1. Where Bias Can Be Introduced

1.4. During Analysis and Interpretation of Results

In a clinical trial sample, it is possible to find sub-groups of patients which respond better to treatment. Sub-group analyses involve splitting the trial participants into sub-groups. This could be based on:

  • Demographic characteristics (e.g. sex, age).

  • Baseline characteristics (e.g. a specific genomic profile).

  • Use of concomitant therapy.
Findings from sub-group analyses might be misleading for several reasons:

  • Firstly, sub-group analyses are observational (sub-groups are defined on observed participants’ characteristics) and not based on randomised comparisons. The hindsight bias, also known as the ‘I-knew-it-all-along’-bias, is the inclination to see events that have already occurred as being more predictable than they were before they took place.

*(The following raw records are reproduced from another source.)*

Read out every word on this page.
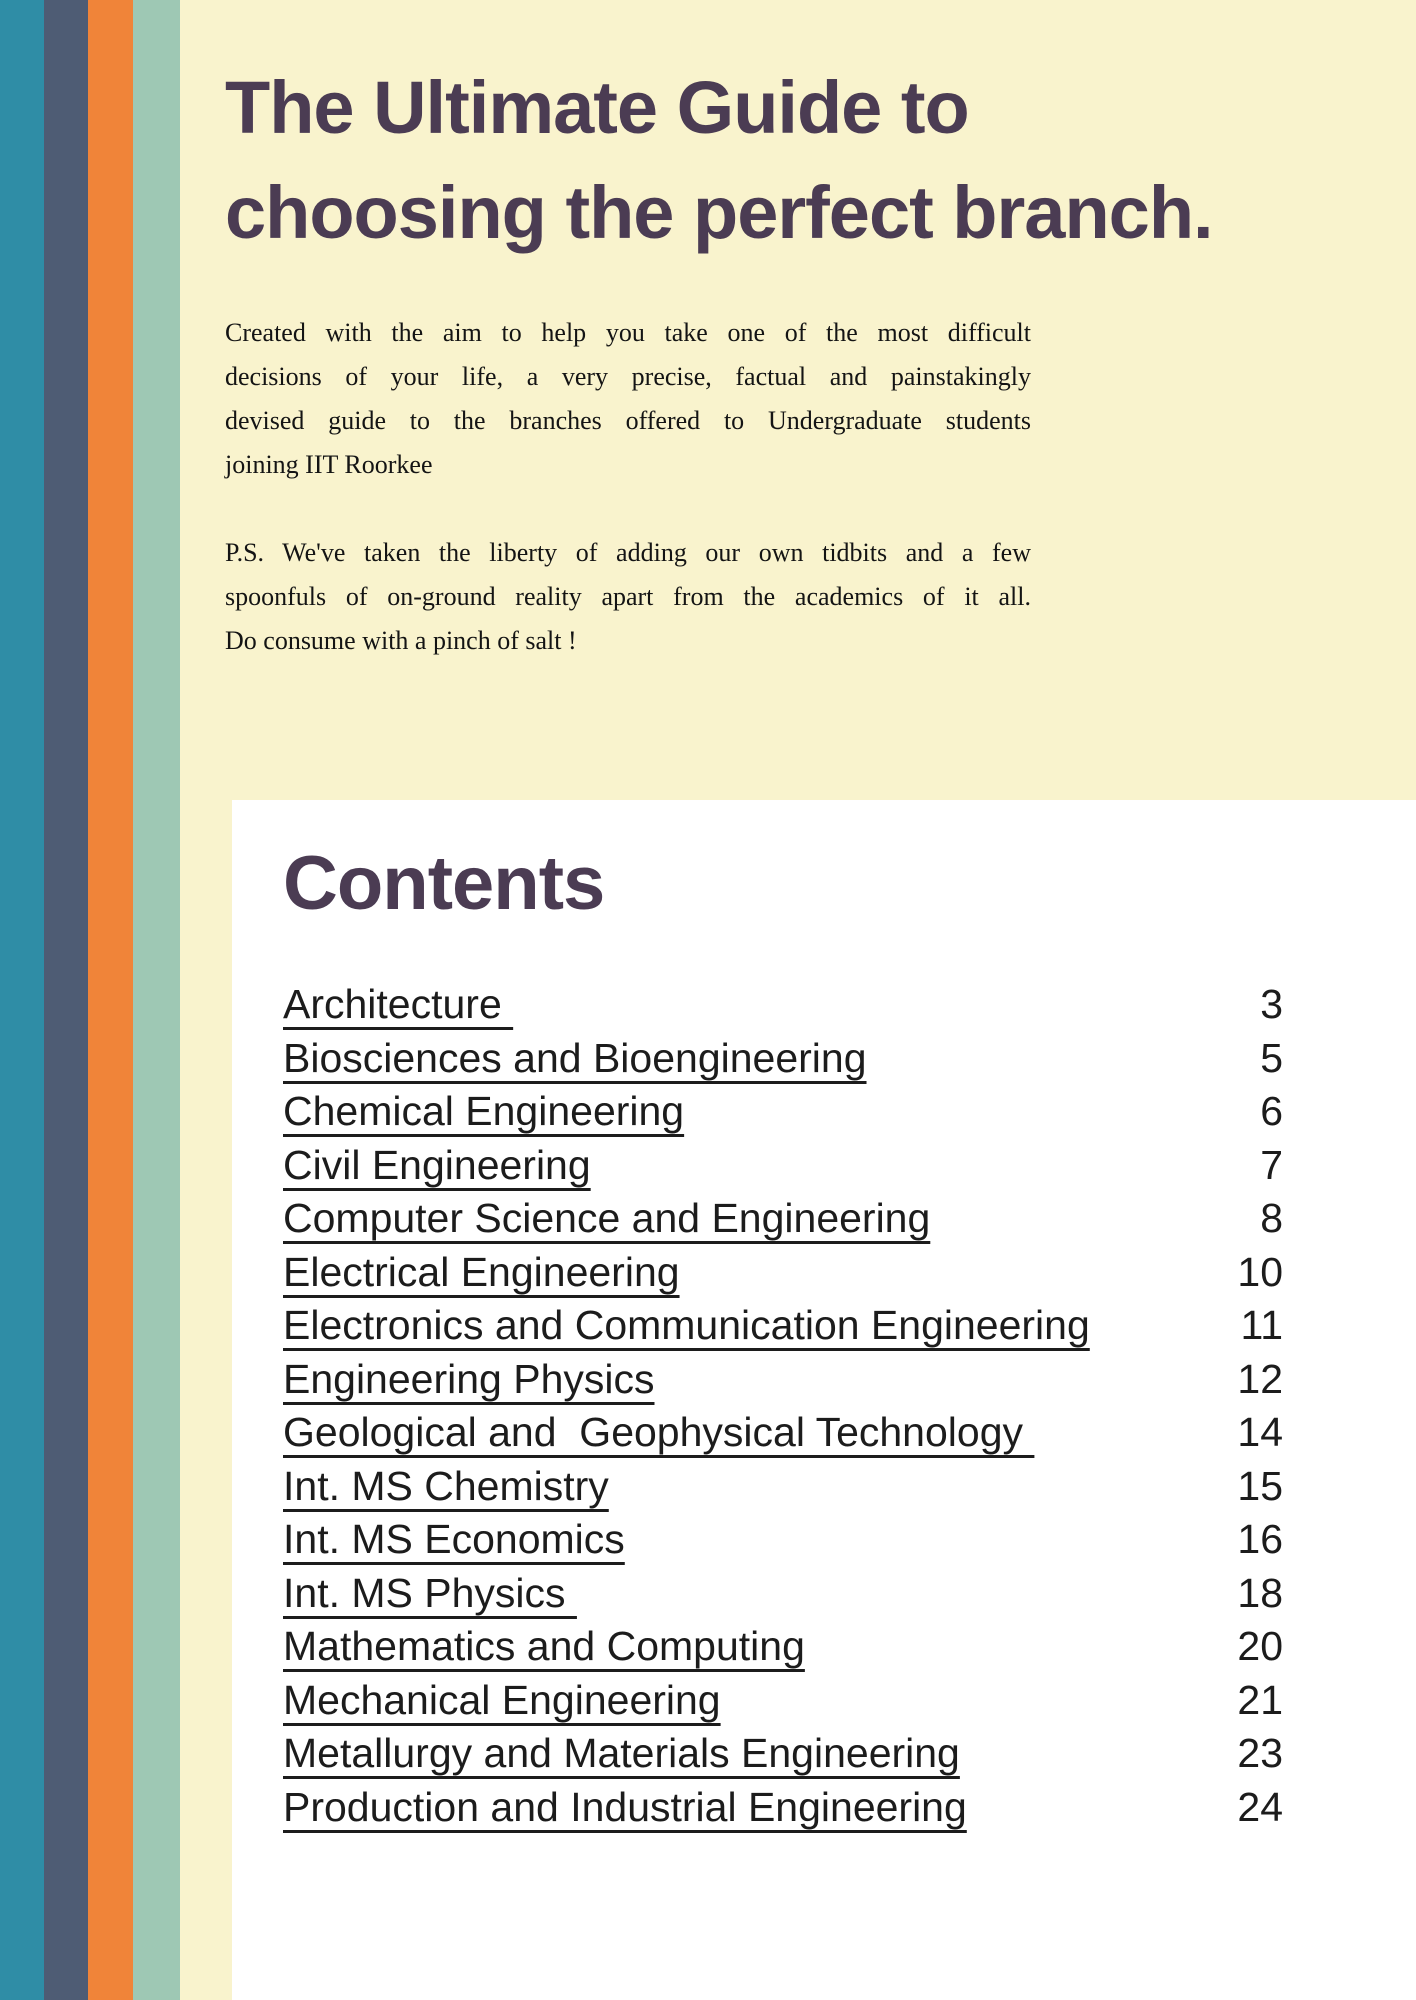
The Ultimate Guide to
choosing the perfect branch.
Created with the aim to help you take one of the most difficult
decisions of your life, a very precise, factual and painstakingly
devised guide to the branches offered to Undergraduate students
joining IIT Roorkee
P.S. We've taken the liberty of adding our own tidbits and a few
spoonfuls of on-ground reality apart from the academics of it all.
Do consume with a pinch of salt !
Contents
Architecture	3
Biosciences and Bioengineering	5
Chemical Engineering	6
Civil Engineering	7
Computer Science and Engineering	8
Electrical Engineering	10
Electronics and Communication Engineering	11
Engineering Physics	12
Geological and  Geophysical Technology	14
Int. MS Chemistry	15
Int. MS Economics	16
Int. MS Physics	18
Mathematics and Computing	20
Mechanical Engineering	21
Metallurgy and Materials Engineering	23
Production and Industrial Engineering	24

  • Secondly, when multiple sub-group analyses are performed, the risk of finding a false positive result (i.e. a type I error) increases with the number of sub-group comparisons. Multiplicity issues are in general related to repeated looks at the same data set but in different ways until something ‘statistically significant’ emerges. With the wealth of data sometimes obtained, all signals should be considered carefully. Researchers must be cautious about possible over-interpretation. Techniques exist to protect against multiplicity, but they mostly require stronger evidence for statistical significance to control the overall type I error of the analysis (e.g. the Holm–Bonferroni method and the Hochberg procedure).

  • Thirdly, there is a tendency to conduct analyses comparing sub-groups based on information collected while on trial. A typical example is looking at the difference in survival between patients responding (yes/no) to treatment. Participants who are responding to treatment are by definition patients who are able to spend sufficient time on treatment to allow a response. Therefore, again by definition, they may simply represent a sub-group of patients of better prognosis, and may therefore bias the analysis. This is an example of what is often referred to as lead-time bias or guarantee-time bias. One way of dealing with this is using a landmark as a starting point for the time-to-event analysis, and creating the categories based on the participants’ characteristics at the time of this landmark (e.g. did a participant respond at three months, yes/no).